Deep River Of Song: Big Brazos Texas Prison Recordings, 1933-34 (Rounder)

Texas Platters

Deep River Of Song: Big Brazos

Texas Prison Recordings, 1933-34 (Rounder)

Five tracks into this fascinating but haunting collection of Texas prison songs, I flashed back to Sun Ra and his Arkestra's last Austin performance at Liberty Lunch in the early Nineties. These jazz avant-gardists ended their set with a tune extolling the virtues of interplanetary space travel that ultimately broke down into a hip, syncopated call-and-response refrain that sounded uncannily like "Long John," a timeless tree-cutting song chronicling the escapades of a famous and wily folk hero, sung here by prisoner Lightnin' Washington and fellow inmates at Darrington State Farm. Who says the Texas prison system isn't otherworldly? Be that as it may, at this point it's common knowledge that the work songs and field hollers of African slaves in America are the root source of what evolved first into blues, then early jazz and gospel forms, and eventually into an astonishing array of related but differing styles that encompass most of what is now American popular music.
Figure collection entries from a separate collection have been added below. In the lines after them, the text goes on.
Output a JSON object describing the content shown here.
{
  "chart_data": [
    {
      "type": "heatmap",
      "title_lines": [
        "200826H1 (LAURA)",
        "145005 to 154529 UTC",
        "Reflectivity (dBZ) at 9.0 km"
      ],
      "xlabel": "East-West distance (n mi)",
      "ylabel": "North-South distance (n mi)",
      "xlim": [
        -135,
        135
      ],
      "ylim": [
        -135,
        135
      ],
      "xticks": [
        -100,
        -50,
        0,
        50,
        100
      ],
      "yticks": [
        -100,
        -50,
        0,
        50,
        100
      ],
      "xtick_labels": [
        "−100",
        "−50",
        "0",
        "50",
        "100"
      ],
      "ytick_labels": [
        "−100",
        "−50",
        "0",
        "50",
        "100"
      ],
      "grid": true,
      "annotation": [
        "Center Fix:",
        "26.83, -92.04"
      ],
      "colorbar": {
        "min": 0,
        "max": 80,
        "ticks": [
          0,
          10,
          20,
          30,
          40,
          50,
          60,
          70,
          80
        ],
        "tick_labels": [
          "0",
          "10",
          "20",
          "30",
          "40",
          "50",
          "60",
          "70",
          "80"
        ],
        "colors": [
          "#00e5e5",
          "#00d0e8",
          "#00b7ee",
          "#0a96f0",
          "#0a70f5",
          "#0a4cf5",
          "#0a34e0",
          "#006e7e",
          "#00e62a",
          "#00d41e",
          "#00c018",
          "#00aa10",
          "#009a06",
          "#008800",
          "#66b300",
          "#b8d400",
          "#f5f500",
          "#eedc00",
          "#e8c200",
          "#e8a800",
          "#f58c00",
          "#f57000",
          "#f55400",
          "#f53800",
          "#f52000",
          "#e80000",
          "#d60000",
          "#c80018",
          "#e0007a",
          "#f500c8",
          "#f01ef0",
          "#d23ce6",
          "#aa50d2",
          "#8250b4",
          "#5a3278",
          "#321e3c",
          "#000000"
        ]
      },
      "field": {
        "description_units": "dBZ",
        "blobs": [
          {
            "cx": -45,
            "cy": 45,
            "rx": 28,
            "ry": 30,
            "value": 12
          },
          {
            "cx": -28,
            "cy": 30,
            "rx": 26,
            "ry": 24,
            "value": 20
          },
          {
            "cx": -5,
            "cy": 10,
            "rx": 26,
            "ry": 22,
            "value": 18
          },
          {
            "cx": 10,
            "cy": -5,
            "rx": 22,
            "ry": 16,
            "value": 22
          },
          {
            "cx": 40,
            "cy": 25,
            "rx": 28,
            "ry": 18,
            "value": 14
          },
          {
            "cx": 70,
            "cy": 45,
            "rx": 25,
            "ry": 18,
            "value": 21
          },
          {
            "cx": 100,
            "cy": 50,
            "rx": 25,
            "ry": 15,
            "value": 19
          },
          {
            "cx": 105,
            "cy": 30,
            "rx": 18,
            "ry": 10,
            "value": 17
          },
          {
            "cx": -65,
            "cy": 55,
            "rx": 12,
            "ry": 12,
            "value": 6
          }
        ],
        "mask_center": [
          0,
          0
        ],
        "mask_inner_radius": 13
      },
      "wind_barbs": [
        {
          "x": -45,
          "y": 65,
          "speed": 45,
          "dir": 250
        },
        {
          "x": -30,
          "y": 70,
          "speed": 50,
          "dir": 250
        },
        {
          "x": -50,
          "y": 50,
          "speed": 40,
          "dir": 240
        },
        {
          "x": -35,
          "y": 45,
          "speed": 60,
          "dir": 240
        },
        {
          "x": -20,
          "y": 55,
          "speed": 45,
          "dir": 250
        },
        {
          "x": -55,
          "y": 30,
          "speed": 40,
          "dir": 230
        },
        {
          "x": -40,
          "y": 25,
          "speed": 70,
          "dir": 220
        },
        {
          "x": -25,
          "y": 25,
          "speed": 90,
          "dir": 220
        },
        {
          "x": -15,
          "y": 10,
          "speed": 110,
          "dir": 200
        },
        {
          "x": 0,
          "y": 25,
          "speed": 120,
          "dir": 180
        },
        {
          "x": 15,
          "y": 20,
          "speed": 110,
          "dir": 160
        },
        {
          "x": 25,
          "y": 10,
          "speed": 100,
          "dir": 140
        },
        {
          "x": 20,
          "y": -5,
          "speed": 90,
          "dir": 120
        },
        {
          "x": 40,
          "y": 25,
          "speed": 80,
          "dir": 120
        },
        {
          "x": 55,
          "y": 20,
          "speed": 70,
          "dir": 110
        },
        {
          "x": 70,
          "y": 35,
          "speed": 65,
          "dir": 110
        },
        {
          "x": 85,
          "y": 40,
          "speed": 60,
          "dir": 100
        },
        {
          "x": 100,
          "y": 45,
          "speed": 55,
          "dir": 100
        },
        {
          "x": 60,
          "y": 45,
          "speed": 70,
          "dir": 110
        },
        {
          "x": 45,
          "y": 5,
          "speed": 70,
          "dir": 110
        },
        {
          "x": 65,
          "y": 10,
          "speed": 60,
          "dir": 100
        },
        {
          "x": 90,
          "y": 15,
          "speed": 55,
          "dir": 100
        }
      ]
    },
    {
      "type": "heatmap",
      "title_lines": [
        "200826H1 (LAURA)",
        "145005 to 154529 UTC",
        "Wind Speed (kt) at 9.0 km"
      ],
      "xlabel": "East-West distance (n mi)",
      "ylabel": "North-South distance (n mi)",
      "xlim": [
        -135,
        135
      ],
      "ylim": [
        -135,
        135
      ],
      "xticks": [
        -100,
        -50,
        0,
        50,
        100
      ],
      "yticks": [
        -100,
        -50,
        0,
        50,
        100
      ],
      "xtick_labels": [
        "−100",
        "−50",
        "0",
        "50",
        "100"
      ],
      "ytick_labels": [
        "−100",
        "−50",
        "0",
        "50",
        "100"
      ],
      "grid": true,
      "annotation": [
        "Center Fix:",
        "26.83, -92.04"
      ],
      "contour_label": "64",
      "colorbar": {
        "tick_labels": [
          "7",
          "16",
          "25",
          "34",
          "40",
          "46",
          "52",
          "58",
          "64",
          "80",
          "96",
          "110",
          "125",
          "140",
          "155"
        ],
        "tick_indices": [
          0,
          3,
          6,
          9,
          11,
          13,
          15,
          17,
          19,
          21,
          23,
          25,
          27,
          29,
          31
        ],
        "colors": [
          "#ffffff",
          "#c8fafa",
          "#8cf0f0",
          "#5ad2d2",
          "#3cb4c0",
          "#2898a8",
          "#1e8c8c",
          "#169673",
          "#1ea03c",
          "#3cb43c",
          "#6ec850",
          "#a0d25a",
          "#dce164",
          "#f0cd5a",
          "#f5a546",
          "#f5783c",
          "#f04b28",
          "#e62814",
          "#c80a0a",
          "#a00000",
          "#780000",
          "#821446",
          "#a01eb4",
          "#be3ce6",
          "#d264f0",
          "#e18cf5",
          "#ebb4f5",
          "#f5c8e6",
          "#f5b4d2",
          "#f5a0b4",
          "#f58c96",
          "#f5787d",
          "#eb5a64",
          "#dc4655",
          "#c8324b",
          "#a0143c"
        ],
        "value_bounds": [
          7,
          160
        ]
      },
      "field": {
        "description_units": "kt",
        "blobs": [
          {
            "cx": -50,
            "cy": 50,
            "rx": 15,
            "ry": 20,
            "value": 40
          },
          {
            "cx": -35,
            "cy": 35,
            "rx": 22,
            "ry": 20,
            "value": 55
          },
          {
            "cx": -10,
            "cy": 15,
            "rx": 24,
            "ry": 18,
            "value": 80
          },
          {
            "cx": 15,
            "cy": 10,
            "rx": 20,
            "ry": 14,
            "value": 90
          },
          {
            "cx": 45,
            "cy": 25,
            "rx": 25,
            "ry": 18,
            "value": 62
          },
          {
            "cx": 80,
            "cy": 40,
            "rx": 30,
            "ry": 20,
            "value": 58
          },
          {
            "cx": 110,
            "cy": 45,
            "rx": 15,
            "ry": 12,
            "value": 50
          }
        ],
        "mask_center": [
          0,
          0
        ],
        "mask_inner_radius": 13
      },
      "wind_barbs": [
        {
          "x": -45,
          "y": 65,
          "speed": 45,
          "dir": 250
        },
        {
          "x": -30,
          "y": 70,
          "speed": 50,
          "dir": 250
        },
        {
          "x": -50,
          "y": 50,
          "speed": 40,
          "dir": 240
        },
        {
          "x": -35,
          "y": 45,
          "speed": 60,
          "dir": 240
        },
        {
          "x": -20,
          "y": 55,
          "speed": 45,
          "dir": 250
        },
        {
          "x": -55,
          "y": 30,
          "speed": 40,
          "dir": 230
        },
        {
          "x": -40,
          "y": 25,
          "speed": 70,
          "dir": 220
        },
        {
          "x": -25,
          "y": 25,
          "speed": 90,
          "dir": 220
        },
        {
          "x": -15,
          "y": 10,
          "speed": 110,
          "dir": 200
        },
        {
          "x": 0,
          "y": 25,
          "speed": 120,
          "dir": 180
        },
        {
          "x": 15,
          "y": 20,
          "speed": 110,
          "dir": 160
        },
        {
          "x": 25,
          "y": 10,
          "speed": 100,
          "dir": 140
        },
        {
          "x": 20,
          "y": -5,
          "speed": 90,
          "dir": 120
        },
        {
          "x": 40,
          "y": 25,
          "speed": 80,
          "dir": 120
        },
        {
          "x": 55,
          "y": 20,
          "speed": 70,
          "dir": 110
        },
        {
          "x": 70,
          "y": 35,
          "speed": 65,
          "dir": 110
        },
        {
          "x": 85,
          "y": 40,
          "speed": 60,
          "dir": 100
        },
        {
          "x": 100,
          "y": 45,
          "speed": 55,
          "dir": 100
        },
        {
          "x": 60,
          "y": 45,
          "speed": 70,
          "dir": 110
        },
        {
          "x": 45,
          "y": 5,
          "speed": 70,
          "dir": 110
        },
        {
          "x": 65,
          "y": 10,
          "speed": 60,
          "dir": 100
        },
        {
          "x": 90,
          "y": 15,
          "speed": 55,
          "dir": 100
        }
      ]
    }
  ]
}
A good introduction into the rich vein of these seminal folk songs and their African-derived stylings is this informatively annotated compilation of field recordings from East Texas prison farms, made by the renowned father-and-son team of John and Alan Lomax for the Library of Congress as part of their extensive and inspired documentation of black roots music throughout the American South and the Caribbean. It stands as a chilling glimpse into a chapter of our social history in which extreme hardship and cruelty begat an inspired legacy of profound and lasting beauty. Stripped of all pretense, there's incredible poignancy in these songs whose primary purpose was the survival of body and spirit. Within the cadences, rhythms, dirges, vocal interplay, and improvisations, one can hear the essence of blues, R&B, gospel, doo-wop, jazz, and even rap. If you're looking for the germination of much of American music, this would be a good place to start.